Multiple next generation wealth clients reiterated the importance of changing with the times and warned banks against testing their tolerance for high fees, product-pushing and other approaches from the last era.

«I don’t want institutions – like Credit Suisse – to underestimate the loyalty that we do still have to groups. Our parents and grandparents have worked with them for 20, 40, 60 years. The loyalty is there and it’s going to be hard to shake,» said Hayley Mole, senior associate at impact investment and advisory firm Flat World Partners, during a next generation panel hosted by the Swiss bank.

Nonetheless, Mole – who is also the president of Young Investors Organization, an independent next generation network sponsored by Credit Suisse – warned the industry against taking advantage of that loyalty, stressing that next generation clients are «savvy». 

«We understand what fees we are being charged. We understand where shortcuts are being taken. There’s only so far that loyalty will go.»

More Client Due Diligence, Less Profiling

«Sometimes where you speak to private bankers, they presume – because you’re a woman and because you're next generation – you spent your life lying next to a pool and you have no knowledge of finance or business, whatsoever,» said Heleen van Poecke, CEO and founder of B2B sustainability software solutions provider KEY ESG.

Van Poecke cites an example of a meeting with a relationship manager at an unnamed private bank where she was spoken to in elementary terms despite her readily available financial background online.

«There’s no malice in that,» she said but underlined the risk of profiling by appearance in the current times. «Some of the presumptions you maybe could make about the next generation 20 years ago don’t hold true today.»

LastGen Tendencies

All of the next generation participants in the virtual panel noted that the obvious reason for the disconnect between private bankers and young wealth is the former’s continued approach based on past experience. 

Jo Jo Kong, a partner at multi-family private investment firm RHL Ventures, underlined some of the key differences with regards to investment decision-making – particularly in Southeast Asia – such as limited openness to new industries, tribalistic herd mentality and face-saving moves.

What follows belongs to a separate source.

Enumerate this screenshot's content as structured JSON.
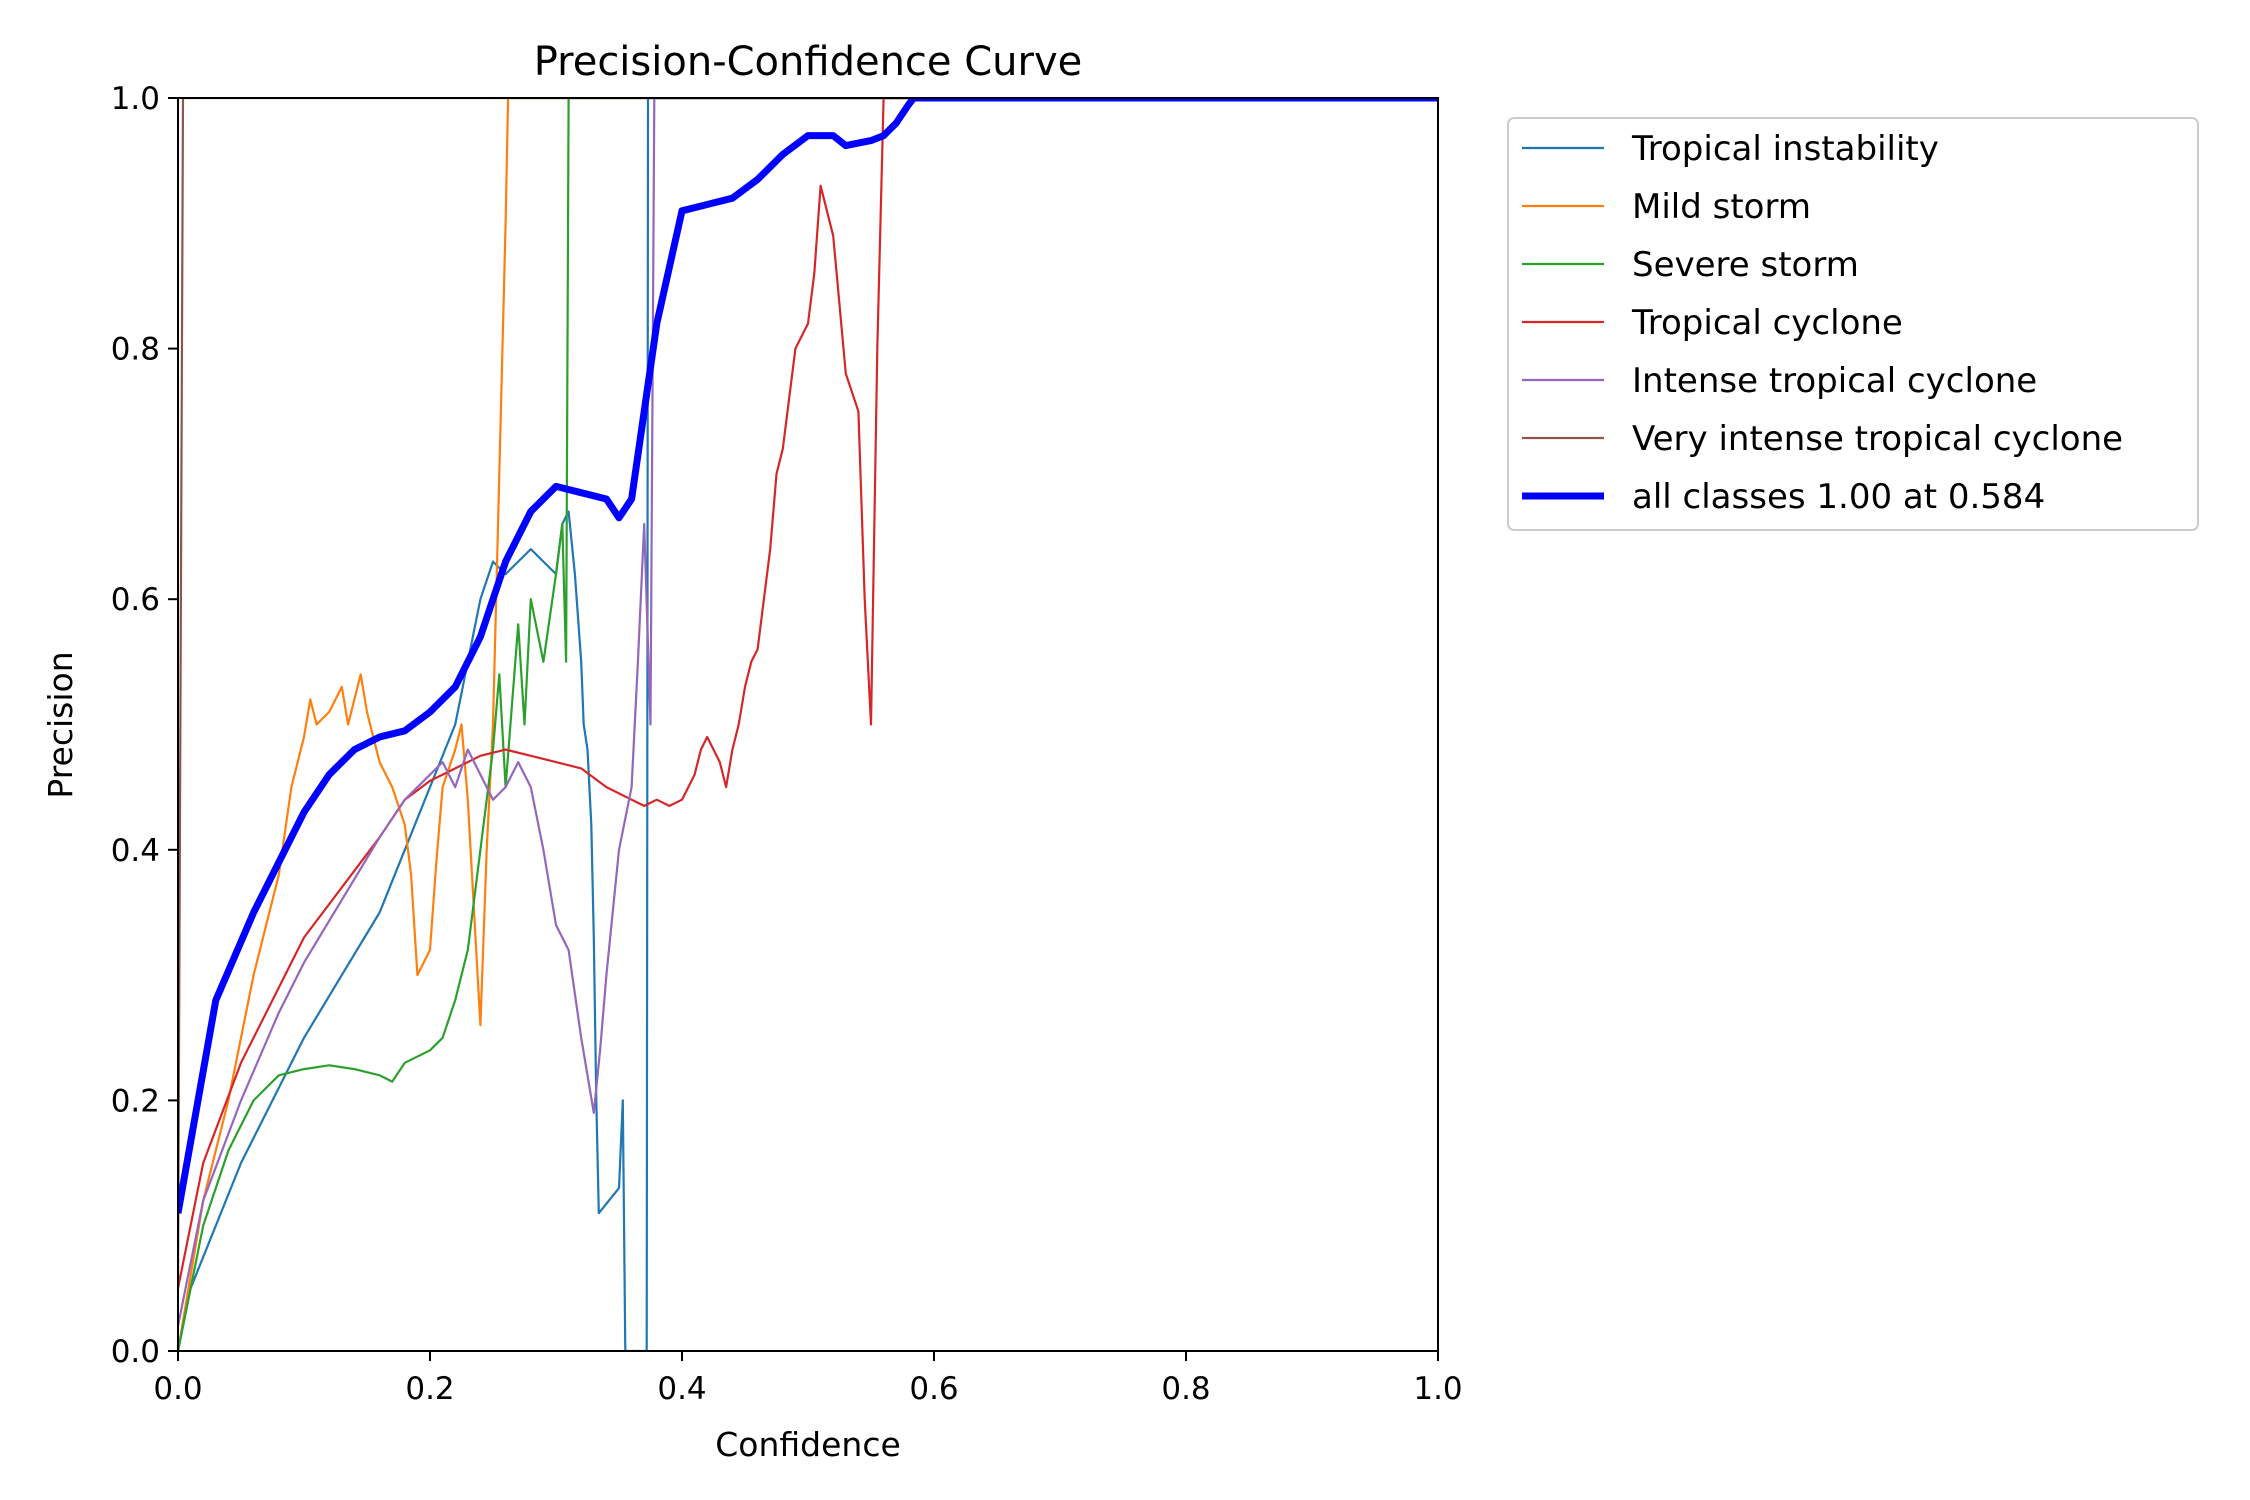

«It’s like in Thailand – every conglomerate has their own soccer club and you don’t know why,» she said, underlining some of the cultural challenges that foreign firms face when attempting to gain trust and unlock wealth in Asia. 

Private Banks: Advisor or Extinction

Benjamin Cavalli, South Asia private banking head and Singapore CEO at Credit Suisse, echoed the panelist’ sentiments, underlining private banks’ fundamental role as an advisor to clients seeking a solution, regardless of where that solution originates from.

«We know that our nextgen clients expect much more from a wealth manager or private bank than just delivering financial know-how these days,» he said at the panel during Credit Suisse’s 2021 Asia Investment Conference this week. 

«They expect us to be a lifelong trusted partner and that we connect them with the right experts, institutions and solutions – whether that's within Credit Suisse or outside, I have to say.»